Other than Koshary what caught my attention the most was Fiteer, called the Egyptian Pizza, but more like a layered pastry. While there are savoury versions also, the sweet ones are absolutely mouth-watering like the one proudly displayed in the snap by this Big-B fan pizza boy standing beside his ingredients – desiccated coconut, cherries, roasted nuts, castor sugar. While my wife and year-old kid were getting irritated waiting for this pizza as a van fumigating the area had just passed by, this lovely guy insisted on placing each cherry at the right place and carefully pouring honey on top along some geometrical outline. I wish I loved my job as much! If you are in Aswan, don’t miss out on fiteer at Biti Pizza (Midan el-Mahatta) just outside the station.
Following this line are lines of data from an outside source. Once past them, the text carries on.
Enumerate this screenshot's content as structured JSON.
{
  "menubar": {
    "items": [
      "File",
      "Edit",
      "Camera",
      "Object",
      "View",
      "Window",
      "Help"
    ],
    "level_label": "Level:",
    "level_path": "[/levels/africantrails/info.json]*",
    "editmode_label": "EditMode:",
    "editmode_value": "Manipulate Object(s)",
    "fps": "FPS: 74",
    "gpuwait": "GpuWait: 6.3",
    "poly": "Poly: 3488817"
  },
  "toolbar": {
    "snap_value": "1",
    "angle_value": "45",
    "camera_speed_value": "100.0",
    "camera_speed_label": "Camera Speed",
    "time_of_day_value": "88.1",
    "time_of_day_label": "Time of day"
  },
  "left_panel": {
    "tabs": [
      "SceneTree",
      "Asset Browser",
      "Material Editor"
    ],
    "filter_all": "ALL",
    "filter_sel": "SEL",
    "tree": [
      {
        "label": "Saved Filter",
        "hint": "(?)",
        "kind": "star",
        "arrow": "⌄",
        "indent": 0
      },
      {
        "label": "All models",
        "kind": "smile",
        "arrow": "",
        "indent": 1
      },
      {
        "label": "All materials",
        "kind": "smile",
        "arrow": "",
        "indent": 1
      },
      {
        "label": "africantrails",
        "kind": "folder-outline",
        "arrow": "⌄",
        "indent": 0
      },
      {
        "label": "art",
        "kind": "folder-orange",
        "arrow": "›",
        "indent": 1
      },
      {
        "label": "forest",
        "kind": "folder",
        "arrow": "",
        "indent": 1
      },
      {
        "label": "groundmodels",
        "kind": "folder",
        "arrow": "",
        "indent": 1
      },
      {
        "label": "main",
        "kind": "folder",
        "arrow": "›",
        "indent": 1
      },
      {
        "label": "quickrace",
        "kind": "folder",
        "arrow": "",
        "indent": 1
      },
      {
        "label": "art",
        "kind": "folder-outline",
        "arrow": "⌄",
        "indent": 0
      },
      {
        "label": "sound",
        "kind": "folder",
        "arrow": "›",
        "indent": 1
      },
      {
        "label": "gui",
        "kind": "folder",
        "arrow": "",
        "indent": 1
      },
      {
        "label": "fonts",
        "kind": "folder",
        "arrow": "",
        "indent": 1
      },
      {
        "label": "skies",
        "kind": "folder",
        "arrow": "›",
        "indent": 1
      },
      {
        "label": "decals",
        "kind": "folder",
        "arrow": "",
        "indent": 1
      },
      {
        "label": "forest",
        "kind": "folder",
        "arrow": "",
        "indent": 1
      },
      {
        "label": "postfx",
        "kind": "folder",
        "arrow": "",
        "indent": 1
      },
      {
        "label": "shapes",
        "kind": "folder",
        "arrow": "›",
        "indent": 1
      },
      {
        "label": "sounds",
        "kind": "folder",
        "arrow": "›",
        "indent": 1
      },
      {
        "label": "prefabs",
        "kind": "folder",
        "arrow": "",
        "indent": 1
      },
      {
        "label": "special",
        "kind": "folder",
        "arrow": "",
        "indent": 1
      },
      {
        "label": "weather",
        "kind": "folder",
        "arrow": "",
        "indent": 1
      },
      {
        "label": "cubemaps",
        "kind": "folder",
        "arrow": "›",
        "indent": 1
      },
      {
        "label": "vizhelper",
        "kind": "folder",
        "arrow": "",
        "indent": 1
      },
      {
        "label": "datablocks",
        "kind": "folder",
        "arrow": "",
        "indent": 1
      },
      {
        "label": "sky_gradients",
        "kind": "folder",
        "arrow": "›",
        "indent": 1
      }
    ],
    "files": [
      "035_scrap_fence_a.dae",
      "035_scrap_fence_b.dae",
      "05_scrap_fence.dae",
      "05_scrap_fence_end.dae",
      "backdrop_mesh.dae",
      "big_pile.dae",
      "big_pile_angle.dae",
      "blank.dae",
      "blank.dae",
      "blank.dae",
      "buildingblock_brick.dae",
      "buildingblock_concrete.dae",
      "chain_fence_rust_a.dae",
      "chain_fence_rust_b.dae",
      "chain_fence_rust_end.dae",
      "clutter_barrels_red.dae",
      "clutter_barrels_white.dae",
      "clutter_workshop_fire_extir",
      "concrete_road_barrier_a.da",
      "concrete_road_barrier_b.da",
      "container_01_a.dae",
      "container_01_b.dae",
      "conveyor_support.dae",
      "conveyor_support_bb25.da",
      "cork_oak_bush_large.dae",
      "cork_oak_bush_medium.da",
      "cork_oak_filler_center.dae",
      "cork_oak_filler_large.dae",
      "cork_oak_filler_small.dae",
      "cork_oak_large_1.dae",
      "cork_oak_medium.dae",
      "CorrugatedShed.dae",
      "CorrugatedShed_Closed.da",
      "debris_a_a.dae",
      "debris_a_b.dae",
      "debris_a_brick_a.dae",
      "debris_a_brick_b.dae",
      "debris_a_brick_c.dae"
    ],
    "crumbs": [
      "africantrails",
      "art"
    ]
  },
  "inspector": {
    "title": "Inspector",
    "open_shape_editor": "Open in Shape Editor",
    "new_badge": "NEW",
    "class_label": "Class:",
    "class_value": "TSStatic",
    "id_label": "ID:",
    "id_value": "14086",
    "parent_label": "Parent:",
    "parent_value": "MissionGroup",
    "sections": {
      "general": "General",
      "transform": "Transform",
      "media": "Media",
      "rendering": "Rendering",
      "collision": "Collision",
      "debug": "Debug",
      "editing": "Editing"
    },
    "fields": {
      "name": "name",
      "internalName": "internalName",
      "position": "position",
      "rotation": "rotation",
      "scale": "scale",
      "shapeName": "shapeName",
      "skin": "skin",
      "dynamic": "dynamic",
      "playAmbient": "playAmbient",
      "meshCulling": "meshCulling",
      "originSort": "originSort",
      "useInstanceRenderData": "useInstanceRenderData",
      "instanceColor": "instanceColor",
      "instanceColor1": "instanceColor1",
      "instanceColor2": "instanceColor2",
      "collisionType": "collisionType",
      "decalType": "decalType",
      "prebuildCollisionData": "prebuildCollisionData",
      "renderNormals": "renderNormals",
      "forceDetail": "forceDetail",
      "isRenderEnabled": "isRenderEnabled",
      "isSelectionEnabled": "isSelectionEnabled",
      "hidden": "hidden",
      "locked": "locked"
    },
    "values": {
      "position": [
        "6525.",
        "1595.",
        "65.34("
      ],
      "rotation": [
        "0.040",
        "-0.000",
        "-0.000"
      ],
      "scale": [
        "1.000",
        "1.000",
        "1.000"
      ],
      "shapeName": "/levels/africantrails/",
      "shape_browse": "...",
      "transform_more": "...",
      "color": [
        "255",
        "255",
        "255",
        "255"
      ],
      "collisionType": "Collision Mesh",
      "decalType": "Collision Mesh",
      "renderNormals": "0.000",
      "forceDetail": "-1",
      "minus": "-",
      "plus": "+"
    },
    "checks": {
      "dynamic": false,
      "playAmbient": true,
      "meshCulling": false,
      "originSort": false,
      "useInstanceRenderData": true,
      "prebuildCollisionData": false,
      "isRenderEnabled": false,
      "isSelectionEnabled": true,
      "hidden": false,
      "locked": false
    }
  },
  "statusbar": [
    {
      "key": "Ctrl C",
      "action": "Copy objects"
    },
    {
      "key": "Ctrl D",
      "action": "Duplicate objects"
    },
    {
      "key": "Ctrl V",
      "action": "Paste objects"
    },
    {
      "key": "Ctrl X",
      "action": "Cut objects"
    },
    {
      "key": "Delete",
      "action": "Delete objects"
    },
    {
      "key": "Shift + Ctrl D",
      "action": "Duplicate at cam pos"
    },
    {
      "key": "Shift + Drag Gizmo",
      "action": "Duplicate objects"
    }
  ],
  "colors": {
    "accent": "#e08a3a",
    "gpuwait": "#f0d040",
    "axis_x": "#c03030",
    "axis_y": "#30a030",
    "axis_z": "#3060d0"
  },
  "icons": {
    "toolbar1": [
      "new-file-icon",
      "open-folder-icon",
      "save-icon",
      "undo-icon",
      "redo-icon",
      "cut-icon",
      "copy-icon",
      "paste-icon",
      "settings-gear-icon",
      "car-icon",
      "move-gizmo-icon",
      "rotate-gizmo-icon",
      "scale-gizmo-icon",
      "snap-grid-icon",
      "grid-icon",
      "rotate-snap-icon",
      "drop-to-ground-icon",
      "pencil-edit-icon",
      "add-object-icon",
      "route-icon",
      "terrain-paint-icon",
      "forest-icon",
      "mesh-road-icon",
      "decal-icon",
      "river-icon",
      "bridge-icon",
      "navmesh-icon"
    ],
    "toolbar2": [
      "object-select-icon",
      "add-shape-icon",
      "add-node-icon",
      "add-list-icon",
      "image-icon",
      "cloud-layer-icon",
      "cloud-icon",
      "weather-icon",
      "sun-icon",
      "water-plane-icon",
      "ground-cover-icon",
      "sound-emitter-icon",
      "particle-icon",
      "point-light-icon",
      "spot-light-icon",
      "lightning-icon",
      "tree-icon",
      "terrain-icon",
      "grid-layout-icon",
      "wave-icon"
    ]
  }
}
While people go to Al Omda for Koshary or Biti for Fiteer, they go to Fishawy (off Midan Hussein, Khan el-Khalili) just for the heck of it. As queer in character as the 14th century market, Khan el-khalili, where it is located, people say Fishway has been open 24*7 for last 200 years. Maybe some of our BPOs concerned about ‘Business Continuity’ should check this place out! Patricia Schultz, author of the fascinating 1,000 Places to See Before You Die , lists this as one of the three places you should eat at before you die. It’s a bit like a Parisian café, where you see life in all its facets over a cup of coffee. But what you wont get in Paris is salesmen, saleswomen and saleskids selling you pyramid souvenirs, leather belts, hunters et al while you sip your ahwa (coffee) or shai (tea) or smoke your sheesha (a bit like hooka in India).

Naghuib Mahfouz Café’, in the same market, is everything that Fishway is not, but still an experience not to be missed. Managed by the Oberoi group, and Egyptian Nobel laureate Naghuib Mahfouz (he is to Egypt what Tagore is to Bengal) as the theme of the décor, it is distinctly upmarket. While many western tourists visit this place as they have been advised by the Lonely Planet guide that this is the only place in Khan el-khalili with clean loos, it is serves a variety of middle-eastern dishes like the Lebanese Arayes (grilled pitta stuffed with mince, tomato, onions). I would also recommend a visitor to try the bread basked with dips of choice (featured here is babaghanough, a roast aubergine dip, but you can also get labneh, a yoghurt cheese, or houmous).

Lobster sized prawns, fresh from a lake a few miles away, grilled in front of your eyes – if this doesn’t make you salivate nothing will. With an area of 5,250 sq. km, Lake Nasser created as a result of the Aswan Dam is the world’s largest man-made lake. Located a few miles away in Aswan is Chef Khalili (Sharia as-souq), a fish restaurant which has made the most of this water body. Its sells fish and shellfish by the kilo and what makes the experience unbeatable is that you taste the freshness unadulterated by excess seasoning or cooking. It is either grilled on a stone-grill, as the chef grills a kg of jumbo prawns in picture, or a oven/grill as was the squids I had.

A dinner at The Pharaohs (138 ,El Nile St. – Giza), another Oberoi run upmarket restaurant, is also worth the money essentially because it is a barge on the Nile and you can feel the nip in breeze from the river as the barge sways a bit. You can also dine in one of their cruise restaurants which anchor along the same barge.

I could not try the Nubean cuisine in upper Egypt, something I certainly regret. Having lost land to Lake Nasser and identity to Egypt’s complete identification with the Arab world, Nubeans do not have many restaurants which patronise their cuisine. I had a chance to enjoy their rustic yet soulful music during a felucca (type of yachts on the Nile) sail, was imagining how earthy yet tasteful must their food be.